Бездомность становится судьбой мира. Надо поэтому мыслить это событие бытийно-исторически. То, что Маркс в сущностном и весомом смысле опознал вслед за Гегелем как отчуждение человека, уходит своими корнями в бездомность новоевропейского человека. Последняя вызвана судьбой бытия в образе метафизики, упрочена этой последней и одновременно ею же в качестве бездомности скрыта Поскольку Маркс, осмысливая отчуждение, проникает в сущностное изменение истории, постольку марксистский взгляд на историю превосходит другие исторические теории. Поскольку, наоборот ни Гуссерль, ни, насколько я пока вижу, Сартр не признает существенности исторического аспекта в бытии, поскольку ни феноменология, ни экзистенциализм не достигают того измерения, внутри которого оказывается возможным продуктивный диалог с марксизмом.
Для этого, конечно, нужно еще сначала, чтобы люди избавились от наивных представлений о материализме и от дешевых опровержений якобы призванных его сразить. Существо материализма заключается не в утверждении, что все есть материя, но в метафизическом определении, в согласии с которым все сущее предстает как материал труда. Новоевропейско-метафизическое существо труда в чернее продуманно в гегелевской "Феноменологии духа" как самоорганизующий процесс всеохватывающего изготовления, т. е. опредмечивание действительности человеком, который почувствовал в себе субъекта. Существо материализма кроется в существе техники, о которой хотя и много пишут, но мало думают. Техника есть в своем существе бытийно-историческая судьба покоящейся в забвении истины бытия. Она не только по своему названию восходит к "техне" греков, но и в истории своего развертывания происходит из "техне" как определенного способа "истинствования", ?????????, т. е. раскрытия сущего. В качестве определенного образа истины техника коренится в истории метафизики. Последняя сама есть некая отличительная и до сих пор единственно обозримая фаза истории бытия. Можно занимать разные позиции перед лицом коммунистических учений и их обоснования; бытийно-исторически ясно, что в коммунизме дает о себе знать стихийный опыт чего-то такого, что принадлежит истории мира. Кто рассматривает "коммунизм" только как "партию" или "мировоззрение", тот так же не додумывает как люди, видящие за словом "американизм" только некий специфический жизненный стиль, да еще и принижающие его. Опасность к которой все определеннее скатывается прежняя Европа, состоит, пожалуй, прежде всего в том, что ее мысль - некогда ее величие - отстает от сущностного хода наступающей мировой судьбы, которая сохраняет тем не менее в основных чертах своего сущностного истока европейский отпечаток.
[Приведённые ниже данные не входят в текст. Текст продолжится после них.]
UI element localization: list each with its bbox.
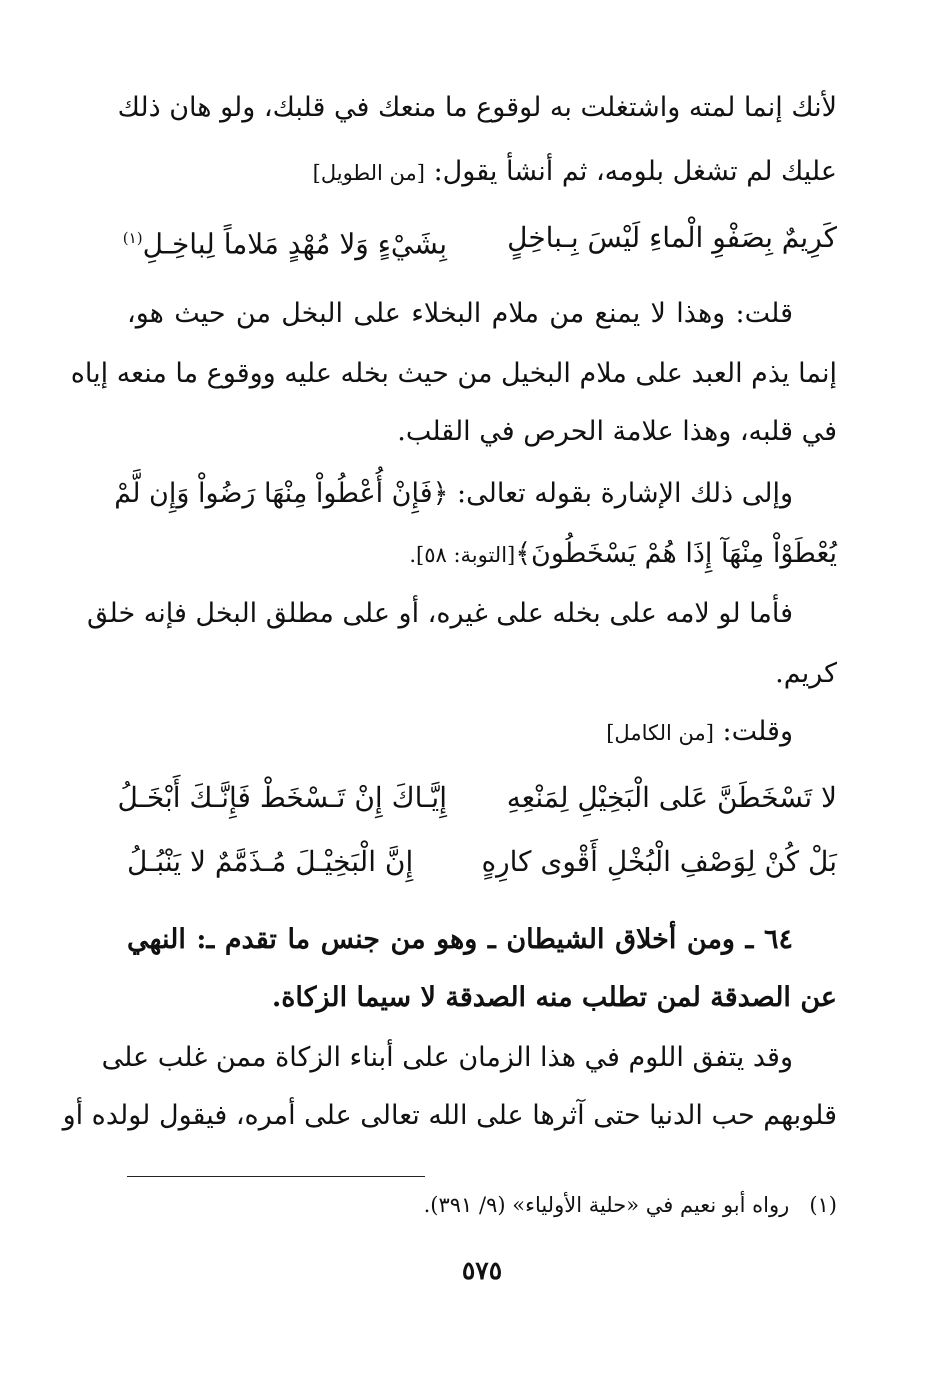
- paragraph-text: وإلى ذلك الإشارة بقوله تعالى:: [448, 478, 793, 509]
- paragraph-line: في قلبه، وهذا علامة الحرص في القلب.: [397, 416, 837, 447]
- quran-verse: ﴿فَإِنْ أُعْطُواْ مِنْهَا رَضُواْ وَإِن لَّمْ: [114, 478, 449, 509]
- verse-hemistich-left: [122, 216, 447, 266]
- paragraph-text: وقلت:: [713, 716, 793, 747]
- paragraph-line: [127, 712, 837, 753]
- paragraph-line: [127, 534, 837, 575]
- paragraph-line: فأما لو لامه على بخله على غيره، أو على مطلق البخل فإنه خلق: [87, 598, 793, 629]
- page-number: ٥٧٥: [461, 1256, 503, 1285]
- footnote-separator: [127, 1176, 425, 1177]
- paragraph-line: كريم.: [775, 658, 837, 689]
- paragraph-line: قلوبهم حب الدنيا حتى آثرها على الله تعالى على أمره، فيقول لولده أو: [62, 1100, 837, 1131]
- meter-tag: [من الطويل]: [312, 161, 425, 185]
- section-heading-line: عن الصدقة لمن تطلب منه الصدقة لا سيما الزكاة.: [271, 982, 837, 1013]
- paragraph-line: وقد يتفق اللوم في هذا الزمان على أبناء الزكاة ممن غلب على: [101, 1042, 793, 1073]
- footnote-marker: (١): [122, 229, 143, 247]
- verse-line: [127, 840, 837, 884]
- verse-hemistich-right: بَلْ كُنْ لِوَصْفِ الْبُخْلِ أَقْوى كارِهٍ: [481, 845, 837, 878]
- verse-line: [117, 776, 837, 820]
- verse-text: بِشَيْءٍ وَلا مُهْدٍ مَلاماً لِباخِـلِ: [142, 227, 447, 261]
- paragraph-line: قلت: وهذا لا يمنع من ملام البخلاء على البخل من حيث هو،: [127, 298, 793, 329]
- quran-verse: يُعْطَوْاْ مِنْهَآ إِذَا هُمْ يَسْخَطُونَ﴾: [515, 538, 837, 569]
- quran-reference: [التوبة: ٥٨].: [409, 543, 516, 567]
- paragraph-line: لأنك إنما لمته واشتغلت به لوقوع ما منعك في قلبك، ولو هان ذلك: [117, 92, 837, 123]
- verse-hemistich-left: إِنَّ الْبَخِيْـلَ مُـذَمَّمٌ لا يَنْبُـلُ: [127, 845, 414, 878]
- verse-hemistich-right: لا تَسْخَطَنَّ عَلى الْبَخِيْلِ لِمَنْعِهِ: [506, 781, 837, 814]
- paragraph-text: عليك لم تشغل بلومه، ثم أنشأ يقول:: [424, 156, 837, 187]
- paragraph-line: إنما يذم العبد على ملام البخيل من حيث بخله عليه ووقوع ما منعه إياه: [70, 358, 837, 389]
- paragraph-line: [127, 152, 837, 193]
- meter-tag: [من الكامل]: [606, 721, 714, 745]
- footnote: [424, 1190, 837, 1220]
- section-heading-line: ٦٤ ـ ومن أخلاق الشيطان ـ وهو من جنس ما تقدم ـ: النهي: [127, 924, 793, 955]
- verse-hemistich-left: إِيَّـاكَ إِنْ تَـسْخَطْ فَإِنَّـكَ أَبْخَـلُ: [117, 781, 447, 814]
- footnote-text: رواه أبو نعيم في «حلية الأولياء» (٩/ ٣٩١).: [423, 1193, 790, 1217]
- verse-hemistich-right: [507, 216, 837, 260]
- footnote-number: (١): [809, 1193, 837, 1217]
- verse-text: كَرِيمٌ بِصَفْوِ الْماءِ لَيْسَ بِـباخِلٍ: [507, 221, 837, 254]
- paragraph-line: [114, 474, 837, 514]
- verse-line: [122, 216, 837, 261]
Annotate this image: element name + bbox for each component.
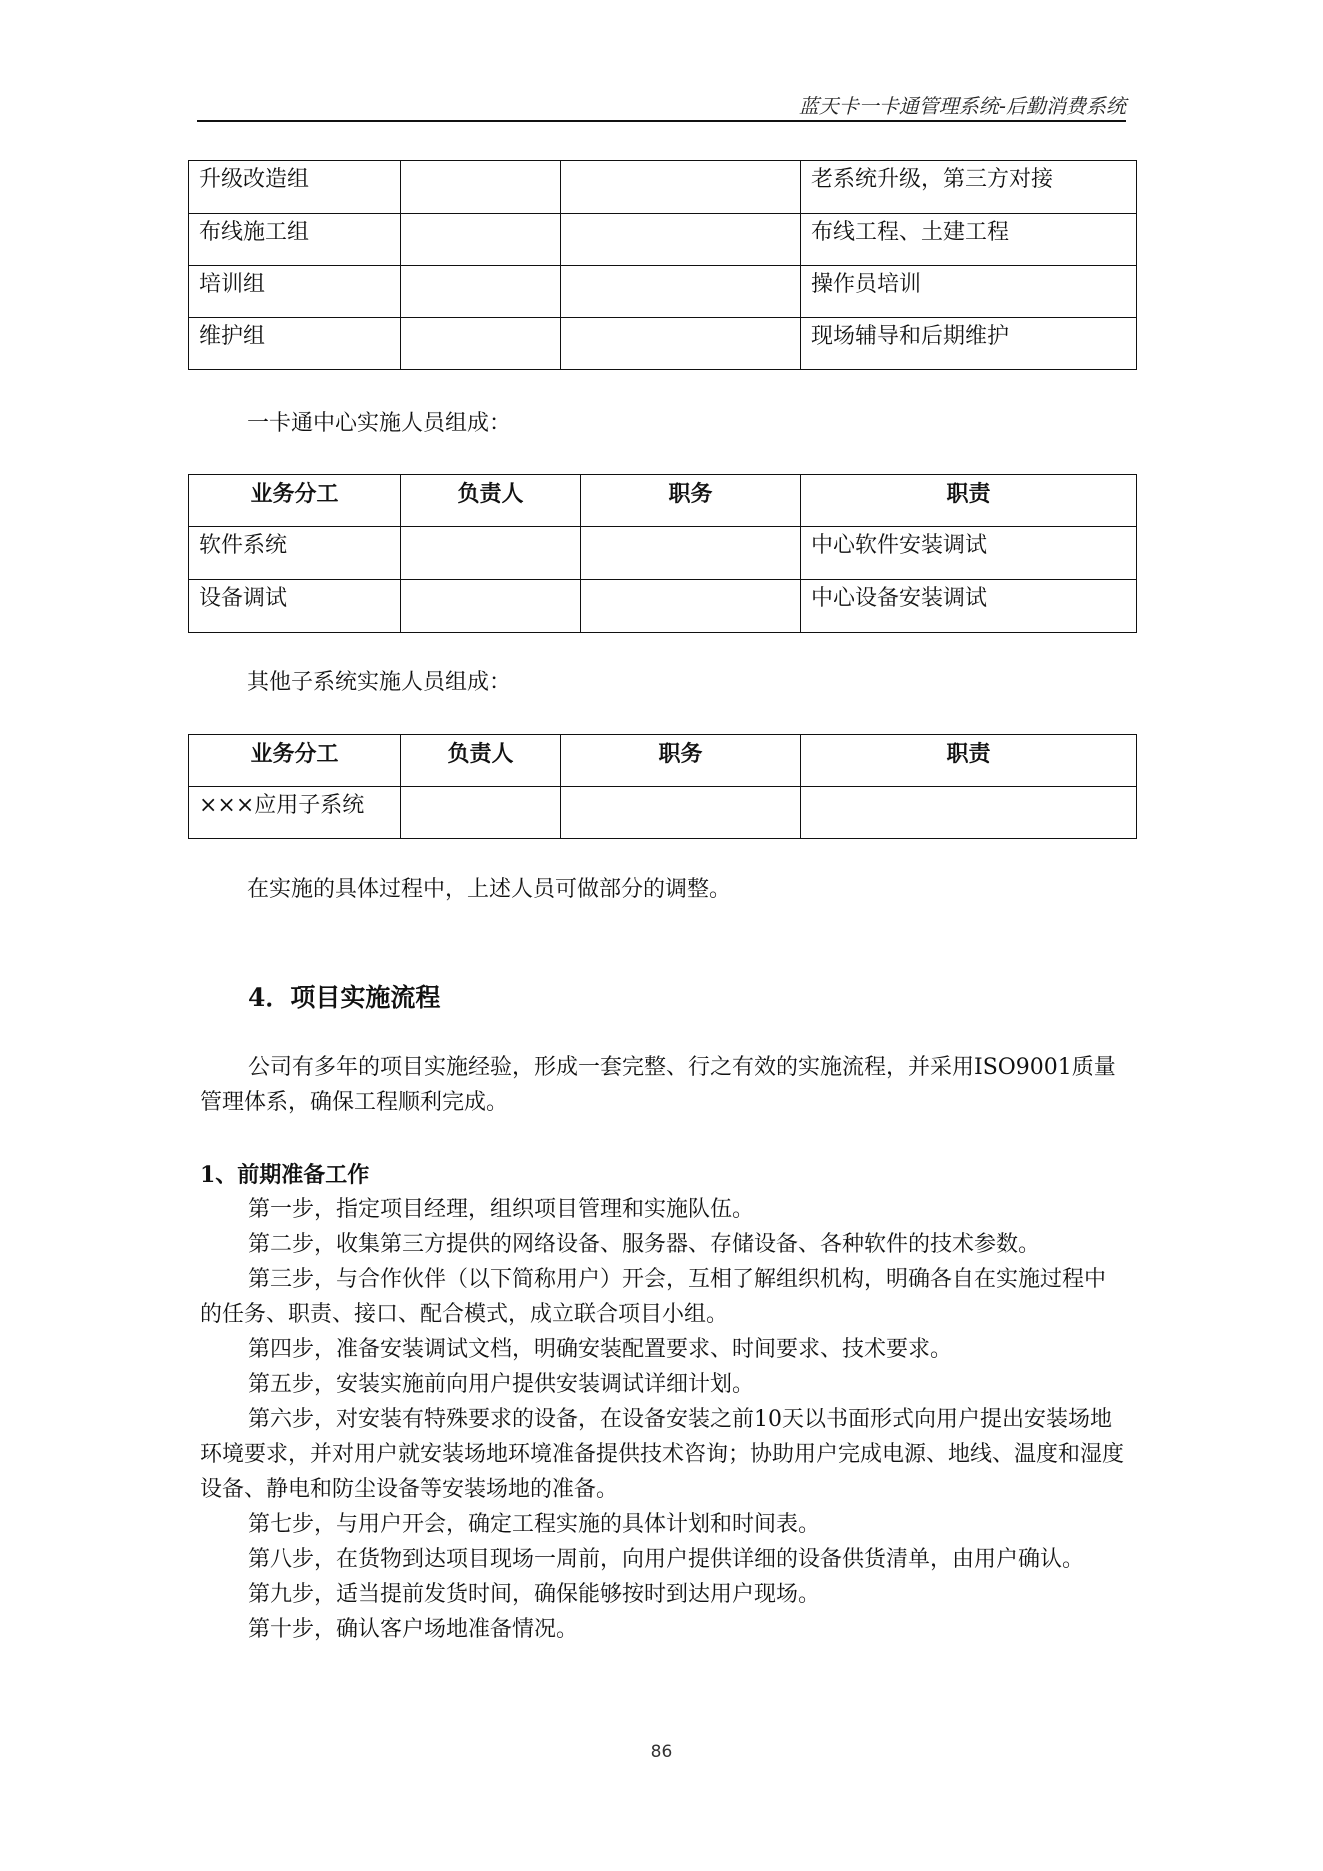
table-header-cell: 职责: [801, 735, 1137, 787]
table-cell: [561, 214, 801, 266]
table-cell: [801, 787, 1137, 839]
table-cell: 升级改造组: [189, 161, 401, 214]
table-cell: 老系统升级，第三方对接: [801, 161, 1137, 214]
table-cell: 维护组: [189, 318, 401, 370]
table-header-cell: 业务分工: [189, 735, 401, 787]
table-cell: [581, 527, 801, 580]
table-cell: [401, 266, 561, 318]
table-header-cell: 负责人: [401, 475, 581, 527]
table-header-row: [189, 475, 1137, 527]
table-row: [189, 161, 1137, 214]
table-cell: [561, 318, 801, 370]
table-cell: 培训组: [189, 266, 401, 318]
caption-subsystem-team: 其他子系统实施人员组成：: [247, 670, 512, 695]
table-row: [189, 214, 1137, 266]
step-paragraph: 第一步，指定项目经理，组织项目管理和实施队伍。: [248, 1197, 755, 1222]
table-row: [189, 266, 1137, 318]
table-cell: 操作员培训: [801, 266, 1137, 318]
table-row: [189, 318, 1137, 370]
adjustment-note: 在实施的具体过程中，上述人员可做部分的调整。: [247, 877, 732, 902]
table-cell: [401, 318, 561, 370]
section-title: 4．项目实施流程: [248, 983, 441, 1012]
intro-paragraph: 公司有多年的项目实施经验，形成一套完整、行之有效的实施流程，并采用ISO9001质量管理体系，确保工程顺利完成。: [200, 1055, 1116, 1115]
table-cell: [401, 580, 581, 633]
table-cell: 中心设备安装调试: [801, 580, 1137, 633]
team-table-continued: [188, 160, 1137, 370]
table-header-cell: 职务: [561, 735, 801, 787]
table-header-cell: 业务分工: [189, 475, 401, 527]
table-header-cell: 负责人: [401, 735, 561, 787]
page-number: 86: [650, 1742, 673, 1762]
prep-heading: 1、前期准备工作: [200, 1162, 370, 1188]
step-paragraph: 第七步，与用户开会，确定工程实施的具体计划和时间表。: [248, 1512, 821, 1537]
step-paragraph: 第八步，在货物到达项目现场一周前，向用户提供详细的设备供货清单，由用户确认。: [248, 1547, 1085, 1572]
caption-center-team: 一卡通中心实施人员组成：: [247, 411, 512, 436]
table-cell: ×××应用子系统: [189, 787, 401, 839]
step-paragraph: 第六步，对安装有特殊要求的设备，在设备安装之前10天以书面形式向用户提出安装场地环境要求，并对用户就安装场地环境准备提供技术咨询；协助用户完成电源、地线、温度和湿度设备、静电和防尘设备等安装场地的准备。: [200, 1407, 1125, 1502]
table-cell: [561, 787, 801, 839]
table-cell: [581, 580, 801, 633]
table-cell: [561, 161, 801, 214]
step-paragraph: 第五步，安装实施前向用户提供安装调试详细计划。: [248, 1372, 755, 1397]
step-paragraph: 第四步，准备安装调试文档，明确安装配置要求、时间要求、技术要求。: [248, 1337, 953, 1362]
table-cell: 布线工程、土建工程: [801, 214, 1137, 266]
table-row: [189, 527, 1137, 580]
step-paragraph: 第二步，收集第三方提供的网络设备、服务器、存储设备、各种软件的技术参数。: [248, 1232, 1041, 1257]
table-cell: 设备调试: [189, 580, 401, 633]
table-cell: [401, 161, 561, 214]
step-paragraph: 第十步，确认客户场地准备情况。: [248, 1617, 579, 1642]
step-paragraph: 第九步，适当提前发货时间，确保能够按时到达用户现场。: [248, 1582, 821, 1607]
table-cell: [561, 266, 801, 318]
table-header-cell: 职务: [581, 475, 801, 527]
table-cell: [401, 527, 581, 580]
table-header-cell: 职责: [801, 475, 1137, 527]
step-paragraph: 第三步，与合作伙伴（以下简称用户）开会，互相了解组织机构，明确各自在实施过程中的任务、职责、接口、配合模式，成立联合项目小组。: [200, 1267, 1107, 1327]
table-row: [189, 580, 1137, 633]
header-rule: [197, 120, 1126, 122]
table-cell: 软件系统: [189, 527, 401, 580]
table-cell: 布线施工组: [189, 214, 401, 266]
table-header-row: [189, 735, 1137, 787]
center-team-table: [188, 474, 1137, 633]
header-title: 蓝天卡一卡通管理系统-后勤消费系统: [798, 94, 1126, 118]
prep-steps: [200, 1192, 1124, 1647]
table-row: [189, 787, 1137, 839]
table-cell: 中心软件安装调试: [801, 527, 1137, 580]
subsystem-team-table: [188, 734, 1137, 839]
table-cell: 现场辅导和后期维护: [801, 318, 1137, 370]
table-cell: [401, 214, 561, 266]
section-intro: [200, 1050, 1124, 1120]
table-cell: [401, 787, 561, 839]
Никакая метафизика, будь она идеалистическая, будь она материалистическая будь она христианская, не способна по своей сути, а не только уже в предпринятых ею попытках напряженного саморазвертывания встать вровень с событиями, т. е.: увидеть осмысленно и продуманно охватить то, что в полновесном смысле "бытия" теперь есть.
Перед лицом сущностной бездомности человека его будущая судьба видится бытийно-историческому мышлению в том, что он повернется к истине бытия и попытается найти себя в ней. Всякий национализм есть в своей метафизической сути антропологизм и как таковой субъективизм. Национализм не преодолевается простым интернационализмом, а только расширяется и возводится в систему. Национализм настолько же мало доходит и подтягивается таким путем до humanitas, насколько индивидуализм - путем внеисторического коллективизма. Последний есть субъективность человека в ее тотальности. Коллективизм довершает ее абсолютное самоутверждение. Отменить себя субъективность отныне уже не может. Ее невозможно даже достаточным образом осмыслить односторонне опосредующей мыслью. Повсюду человек, вытолкнутый из истины бытия, вращается вокруг самого себя как animal rationale.